Heh, welcome to the world of livestreaming media. The reason why it's hard to create this kind of simple "stream in, stream out" abstraction is because most IP Voice/Video stacks are architected very differently than stateless net protocols that are popular today. IP streaming generally works by:
1. A signaling layer that helps setup the connection metadata (a layer where the sender can say they're the sender, that they'll be sending data to port n, that the data will be encoded using codec foo, etc)
2. Media streams that are opened based on the metadata transferred over the signaling layer that are usually just streams of encoded packets being pushed over the wire as fast as the media source and the network allows.

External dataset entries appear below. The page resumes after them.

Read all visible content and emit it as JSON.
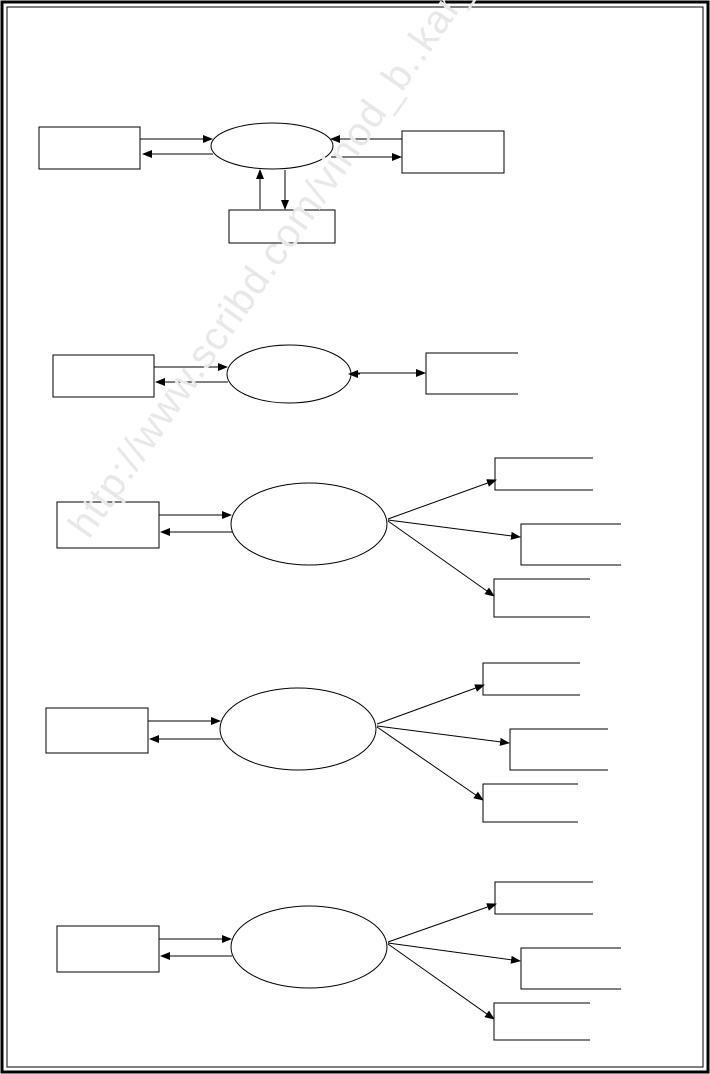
{
  "watermark": {
    "text": "http://www.scribd.com/vinod_b..kar_2"
  },
  "colors": {
    "stroke": "#000000",
    "background": "#ffffff",
    "watermark": "#e8e8e8"
  },
  "diagrams": [
    {
      "id": "context-diagram",
      "node_labels": [
        "",
        "",
        "",
        ""
      ]
    },
    {
      "id": "flow-diagram-2",
      "node_labels": [
        "",
        "",
        ""
      ]
    },
    {
      "id": "flow-diagram-3",
      "node_labels": [
        "",
        "",
        "",
        "",
        ""
      ]
    },
    {
      "id": "flow-diagram-4",
      "node_labels": [
        "",
        "",
        "",
        "",
        ""
      ]
    },
    {
      "id": "flow-diagram-5",
      "node_labels": [
        "",
        "",
        "",
        "",
        ""
      ]
    }
  ]
}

Most IP Media stacks (RTSP, RTMP, WebRTC, SIP, XMPP, Matrix, etc) follow this same pattern. This is different than "modern" protocols like HTTP where signaling is bound together with data using framing (e.g. HTTP headers for signaling vs the HTTP request/response body for data.) This design makes IP media stacks especially fragile to NAT connectivity issues and especially hard to proxy. There are typically good reasons this is done (due to latency, non-blocking reads, head-of-line blocking, etc) but these "good reasons" are becoming less good as innovations in lower networking layers (like QUIC or TCPLS) create conditions that make it much easier to organize IP Media in a manner more similar to HTTP. Hopefully one day you'll just be able to take IP Media streams and "convert" or "proxy" them from one format to another.